A major longitudinal study tracking nearly half a million adolescents has found a stark link between cannabis use in the teenage years and the development of serious psychiatric conditions in young adulthood, raising fresh concerns about the mental health costs of expanding cannabis commercialization.
Researchers followed 463,396 teens aged 13 to 17 through age 26 and discovered that adolescents who reported using cannabis within the past year faced roughly double the risk of later developing psychotic disorders or bipolar disorder. The same group also showed significantly elevated risks for depression and anxiety.
The study, published in JAMA Health Forum, analyzed electronic health records from routine pediatric visits between 2016 and 2023. The researchers, from Kaiser Permanente, UCSF, USC, and the Public Health Institute, found that cannabis use typically preceded psychiatric diagnosis by 1.7 to 2.3 years on average, suggesting a potential causal relationship rather than mere correlation.
The timing matters.
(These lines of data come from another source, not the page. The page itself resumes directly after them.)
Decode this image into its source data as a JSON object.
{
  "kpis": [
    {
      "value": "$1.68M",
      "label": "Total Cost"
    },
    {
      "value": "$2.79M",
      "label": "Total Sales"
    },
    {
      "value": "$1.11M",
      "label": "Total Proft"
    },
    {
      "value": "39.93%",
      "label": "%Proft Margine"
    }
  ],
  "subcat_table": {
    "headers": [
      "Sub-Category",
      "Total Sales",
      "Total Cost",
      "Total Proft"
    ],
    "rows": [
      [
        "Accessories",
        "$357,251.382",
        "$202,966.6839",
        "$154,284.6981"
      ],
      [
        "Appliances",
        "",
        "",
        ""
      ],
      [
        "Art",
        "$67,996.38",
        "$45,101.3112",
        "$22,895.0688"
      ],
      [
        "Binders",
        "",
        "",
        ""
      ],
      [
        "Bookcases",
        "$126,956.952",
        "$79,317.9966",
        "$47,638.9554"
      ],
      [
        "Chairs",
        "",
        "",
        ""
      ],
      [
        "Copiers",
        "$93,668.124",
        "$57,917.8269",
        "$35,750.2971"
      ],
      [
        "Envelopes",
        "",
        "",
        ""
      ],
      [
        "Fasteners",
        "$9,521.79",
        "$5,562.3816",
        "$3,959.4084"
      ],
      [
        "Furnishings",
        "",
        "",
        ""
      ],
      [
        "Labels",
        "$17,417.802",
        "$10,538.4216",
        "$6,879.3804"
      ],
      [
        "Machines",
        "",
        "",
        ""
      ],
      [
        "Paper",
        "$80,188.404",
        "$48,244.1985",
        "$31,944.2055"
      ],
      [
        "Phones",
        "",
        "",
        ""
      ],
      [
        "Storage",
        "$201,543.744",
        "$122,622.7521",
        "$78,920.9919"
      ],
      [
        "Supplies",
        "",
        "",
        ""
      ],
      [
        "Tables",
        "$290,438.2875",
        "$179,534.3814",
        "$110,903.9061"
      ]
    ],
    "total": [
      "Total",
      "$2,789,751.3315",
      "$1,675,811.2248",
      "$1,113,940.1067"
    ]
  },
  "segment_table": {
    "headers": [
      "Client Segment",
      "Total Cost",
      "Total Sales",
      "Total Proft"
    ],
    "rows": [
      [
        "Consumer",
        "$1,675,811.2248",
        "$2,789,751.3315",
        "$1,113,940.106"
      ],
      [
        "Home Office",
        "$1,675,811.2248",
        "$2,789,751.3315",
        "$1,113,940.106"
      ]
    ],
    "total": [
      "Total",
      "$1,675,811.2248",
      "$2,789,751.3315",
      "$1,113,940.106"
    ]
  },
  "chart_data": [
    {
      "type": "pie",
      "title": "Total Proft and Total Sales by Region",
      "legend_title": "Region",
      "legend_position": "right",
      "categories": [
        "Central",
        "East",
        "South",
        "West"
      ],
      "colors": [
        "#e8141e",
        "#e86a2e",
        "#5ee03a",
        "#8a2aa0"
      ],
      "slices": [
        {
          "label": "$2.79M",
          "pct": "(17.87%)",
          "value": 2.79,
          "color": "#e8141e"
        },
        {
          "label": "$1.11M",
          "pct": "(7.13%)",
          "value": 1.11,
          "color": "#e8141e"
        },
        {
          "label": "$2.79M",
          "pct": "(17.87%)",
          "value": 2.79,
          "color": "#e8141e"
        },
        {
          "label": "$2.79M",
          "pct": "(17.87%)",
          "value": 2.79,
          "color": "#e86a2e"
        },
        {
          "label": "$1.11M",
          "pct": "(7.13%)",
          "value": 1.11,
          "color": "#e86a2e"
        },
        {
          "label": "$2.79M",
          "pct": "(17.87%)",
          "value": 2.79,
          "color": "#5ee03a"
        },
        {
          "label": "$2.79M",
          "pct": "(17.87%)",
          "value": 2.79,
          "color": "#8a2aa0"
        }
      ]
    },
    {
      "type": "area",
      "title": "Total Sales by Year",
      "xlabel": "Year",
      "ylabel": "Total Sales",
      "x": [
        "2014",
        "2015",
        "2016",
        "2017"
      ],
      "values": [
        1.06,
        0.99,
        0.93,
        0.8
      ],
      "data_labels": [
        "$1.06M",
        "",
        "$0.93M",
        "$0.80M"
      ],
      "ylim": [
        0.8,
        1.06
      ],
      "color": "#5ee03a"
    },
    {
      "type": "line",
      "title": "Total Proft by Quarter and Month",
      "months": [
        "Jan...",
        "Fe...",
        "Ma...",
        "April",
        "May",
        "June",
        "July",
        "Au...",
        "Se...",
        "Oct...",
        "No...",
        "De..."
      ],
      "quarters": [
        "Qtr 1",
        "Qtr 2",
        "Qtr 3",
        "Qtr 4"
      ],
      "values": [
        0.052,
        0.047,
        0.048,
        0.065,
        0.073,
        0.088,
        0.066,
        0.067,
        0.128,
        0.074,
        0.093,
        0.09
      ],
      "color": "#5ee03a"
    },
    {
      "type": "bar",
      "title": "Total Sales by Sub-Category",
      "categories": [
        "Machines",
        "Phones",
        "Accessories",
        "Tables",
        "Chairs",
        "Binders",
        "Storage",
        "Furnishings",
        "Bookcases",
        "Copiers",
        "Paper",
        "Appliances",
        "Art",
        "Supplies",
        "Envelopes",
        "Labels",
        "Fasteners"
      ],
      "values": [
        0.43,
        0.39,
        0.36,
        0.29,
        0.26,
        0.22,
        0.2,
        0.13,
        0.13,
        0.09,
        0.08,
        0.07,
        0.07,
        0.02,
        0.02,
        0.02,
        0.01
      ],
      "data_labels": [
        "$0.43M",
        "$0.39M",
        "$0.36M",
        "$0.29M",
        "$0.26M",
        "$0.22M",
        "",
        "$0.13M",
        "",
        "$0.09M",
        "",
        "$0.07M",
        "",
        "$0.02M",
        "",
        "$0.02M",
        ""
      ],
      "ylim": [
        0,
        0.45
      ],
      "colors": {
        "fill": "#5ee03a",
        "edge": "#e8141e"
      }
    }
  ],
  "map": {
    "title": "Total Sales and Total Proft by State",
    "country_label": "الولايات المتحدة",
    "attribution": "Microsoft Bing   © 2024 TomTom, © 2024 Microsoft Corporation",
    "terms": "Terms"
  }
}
Because the study tracked participants forward over time rather than relying on retrospective accounts, it provides stronger evidence that cannabis exposure during the teenage years may actually contribute to the development of mental illness, rather than simply being more common among those already prone to it.
The findings carry weight partly because they extend beyond the narrow slice of heavy users that earlier research had focused on. This study examined any self-reported cannabis use within the past year detected through universal screening in pediatric care. Even after accounting for prior mental health conditions and other substance use, the elevated psychiatric risks remained substantial.
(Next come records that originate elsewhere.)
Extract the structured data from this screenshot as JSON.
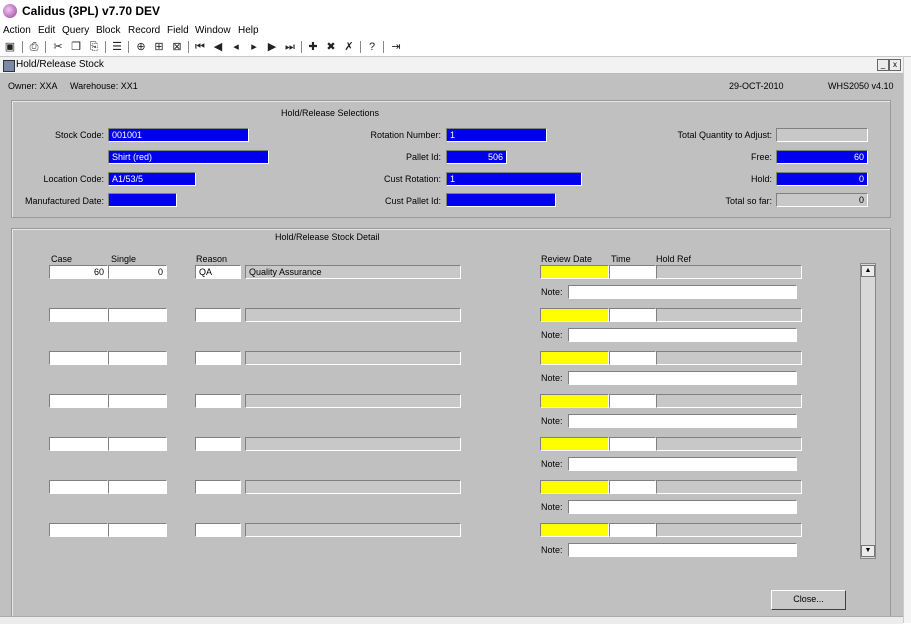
{
  "window": {
    "title": "Calidus (3PL) v7.70 DEV"
  },
  "menu": [
    "Action",
    "Edit",
    "Query",
    "Block",
    "Record",
    "Field",
    "Window",
    "Help"
  ],
  "form": {
    "title": "Hold/Release Stock",
    "min_label": "_",
    "close_label": "x"
  },
  "header": {
    "owner": "Owner: XXA",
    "warehouse": "Warehouse: XX1",
    "date": "29-OCT-2010",
    "form_id": "WHS2050  v4.10"
  },
  "selections": {
    "title": "Hold/Release Selections",
    "stock_code_label": "Stock Code:",
    "stock_code": "001001",
    "description": "Shirt (red)",
    "location_code_label": "Location Code:",
    "location_code": "A1/53/5",
    "manufactured_date_label": "Manufactured Date:",
    "manufactured_date": "",
    "rotation_number_label": "Rotation Number:",
    "rotation_number": "1",
    "pallet_id_label": "Pallet Id:",
    "pallet_id": "506",
    "cust_rotation_label": "Cust Rotation:",
    "cust_rotation": "1",
    "cust_pallet_id_label": "Cust Pallet Id:",
    "cust_pallet_id": "",
    "total_qty_label": "Total Quantity to Adjust:",
    "total_qty": "",
    "free_label": "Free:",
    "free": "60",
    "hold_label": "Hold:",
    "hold": "0",
    "total_so_far_label": "Total so far:",
    "total_so_far": "0"
  },
  "detail": {
    "title": "Hold/Release Stock Detail",
    "col_case": "Case",
    "col_single": "Single",
    "col_reason": "Reason",
    "col_review_date": "Review Date",
    "col_time": "Time",
    "col_hold_ref": "Hold Ref",
    "note_label": "Note:",
    "rows": [
      {
        "case": "60",
        "single": "0",
        "reason": "QA",
        "reason_desc": "Quality Assurance",
        "review_date": "",
        "time": "",
        "hold_ref": "",
        "note": ""
      },
      {
        "case": "",
        "single": "",
        "reason": "",
        "reason_desc": "",
        "review_date": "",
        "time": "",
        "hold_ref": "",
        "note": ""
      },
      {
        "case": "",
        "single": "",
        "reason": "",
        "reason_desc": "",
        "review_date": "",
        "time": "",
        "hold_ref": "",
        "note": ""
      },
      {
        "case": "",
        "single": "",
        "reason": "",
        "reason_desc": "",
        "review_date": "",
        "time": "",
        "hold_ref": "",
        "note": ""
      },
      {
        "case": "",
        "single": "",
        "reason": "",
        "reason_desc": "",
        "review_date": "",
        "time": "",
        "hold_ref": "",
        "note": ""
      },
      {
        "case": "",
        "single": "",
        "reason": "",
        "reason_desc": "",
        "review_date": "",
        "time": "",
        "hold_ref": "",
        "note": ""
      },
      {
        "case": "",
        "single": "",
        "reason": "",
        "reason_desc": "",
        "review_date": "",
        "time": "",
        "hold_ref": "",
        "note": ""
      }
    ]
  },
  "buttons": {
    "close": "Close..."
  },
  "icons": [
    "save-icon",
    "print-icon",
    "cut-icon",
    "copy-icon",
    "paste-icon",
    "list-icon",
    "enter-query-icon",
    "execute-query-icon",
    "cancel-query-icon",
    "first-record-icon",
    "prev-block-icon",
    "prev-record-icon",
    "next-record-icon",
    "next-block-icon",
    "last-record-icon",
    "insert-record-icon",
    "delete-record-icon",
    "clear-record-icon",
    "help-icon",
    "exit-icon"
  ],
  "colors": {
    "field_blue": "#0000ee",
    "field_yellow": "#ffff00",
    "panel_gray": "#c0c0c0"
  }
}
The results arrive at a moment when cannabis products have become far more potent than in previous decades. Average THC levels in California cannabis flower now exceed 20 percent, while some concentrates contain more than 95 percent THC. Meanwhile, cannabis use remains the most commonly used illicit drug among American adolescents, with the most recent national survey finding that more than 10 percent of teens aged 12 to 17 reported use in the past year.
Lynn Silver, program director of the Getting it Right from the Start initiative and a study co-author, called for urgent action in response to the findings. "As cannabis becomes more potent and aggressively marketed, this study indicates that adolescent cannabis use is associated with double the risk of incident psychotic and bipolar disorders, two of the most serious mental health conditions," Silver said, adding that the evidence points toward reducing product potency, prioritizing prevention, and limiting youth marketing exposure.
The research also uncovered troubling disparities. Cannabis use was more common among adolescents enrolled in Medicaid and those living in neighborhoods with greater economic disadvantage, raising concerns that continued cannabis commercialization could widen existing mental health outcome gaps between socioeconomic groups.
Author Jessica Williams: "This study makes a strong case that teen cannabis use deserves serious public health attention, not dismissal as harmless experimentation."